明治00年創業 呉服と小物の店 特選呉服 結城屋

全日本きもの研究会 きもの春秋終論

Ⅴ 呉服の常識と言われていることは常識か?

きもの春秋終論

 呉服業界は危機的状況である。何が危機かと言えば、定性的には業界の体質そのものに起因するのは既に述べてきたとおりである。定量的には呉服の販売が減少している。一頃2兆円と言われた呉服市場は3千億円を下回っているといわれている。間もなく2千億円となり、以前の十分の一に減少してしまうのだろう。

 何故呉服の販売が減少しているのか。それはズバリ着る人が少なくなっているからである。では何故きものを着る人が少なくなってしまったのか。これも様々な原因が考えられる。

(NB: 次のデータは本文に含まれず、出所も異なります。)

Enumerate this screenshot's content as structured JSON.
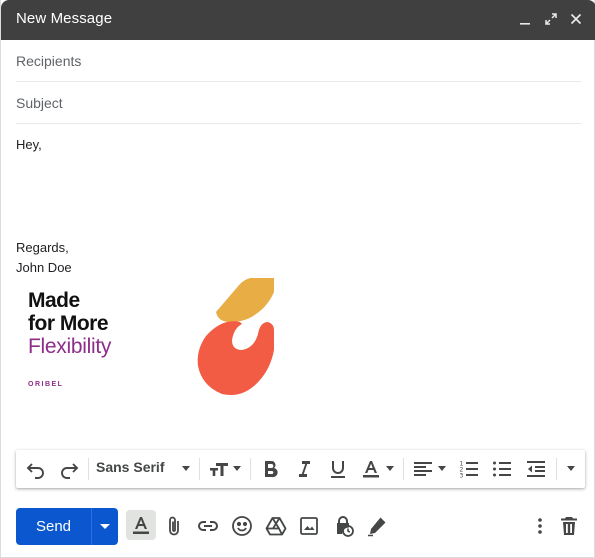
{
  "window": {
    "title": "New Message"
  },
  "compose": {
    "recipients_placeholder": "Recipients",
    "subject_placeholder": "Subject",
    "body": {
      "greeting": "Hey,",
      "regards": "Regards,",
      "name": "John Doe"
    },
    "signature_banner": {
      "line1": "Made",
      "line2": "for More",
      "line3": "Flexibility",
      "brand": "ORIBEL",
      "colors": {
        "primary": "#8e2d8a",
        "shape_top": "#e8ad45",
        "shape_bottom": "#f25c45"
      }
    }
  },
  "format_toolbar": {
    "font_family": "Sans Serif",
    "icons": [
      "undo-icon",
      "redo-icon",
      "font-size-icon",
      "bold-icon",
      "italic-icon",
      "underline-icon",
      "text-color-icon",
      "align-icon",
      "numbered-list-icon",
      "bulleted-list-icon",
      "indent-less-icon",
      "more-formatting-icon"
    ]
  },
  "bottom_bar": {
    "send_label": "Send",
    "send_color": "#0b57d0",
    "icons": [
      "formatting-options-icon",
      "attach-icon",
      "link-icon",
      "emoji-icon",
      "drive-icon",
      "photo-icon",
      "confidential-mode-icon",
      "signature-icon",
      "more-options-icon",
      "discard-icon"
    ]
  },
  "colors": {
    "titlebar": "#404040",
    "text_muted": "#5f6368",
    "text": "#202124"
  }
}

ライフスタイルの変化と言ったきものを取り巻く環境そのものにも原因はあるが、きものに対する誤解や偏見など、きもの業界のいわば内部の問題も多くあるように思われる。

 「きものは高い」「きものは着る機会がない」「きものはしきたりが難しい」など、きものを着ようとする気持ちを萎えさせてしまうような事柄がきものを着る人達やきもの業界で流布され庶民からきものを遠ざけているように思える。

 お客様達から聞こえてくるそれらの事象は、よく考えれば「いや、そんなことはありませんよ」と言えるものが多く、きものに対する誤解がいかに浸透しているかが分かる。

 とは言え、巷に流布されている常識は余りにも単純明快で、また津々浦々に浸透し誰でも鵜呑みにしてしまうほど完璧に思えるので、それをあえて真実かどうか深く考えようとする人は見当たらない。それでも心の底ではおかしいと思っている人も多いことと思う。

 次回からきものを着ようとしている人達の気持ちを萎えさせている常識と言われている事柄について一つ一つ考察しあらぬ誤解を解きほぐし、一人でも多くの人が気持ちよくきものを着れるようになってもらいたいと思う。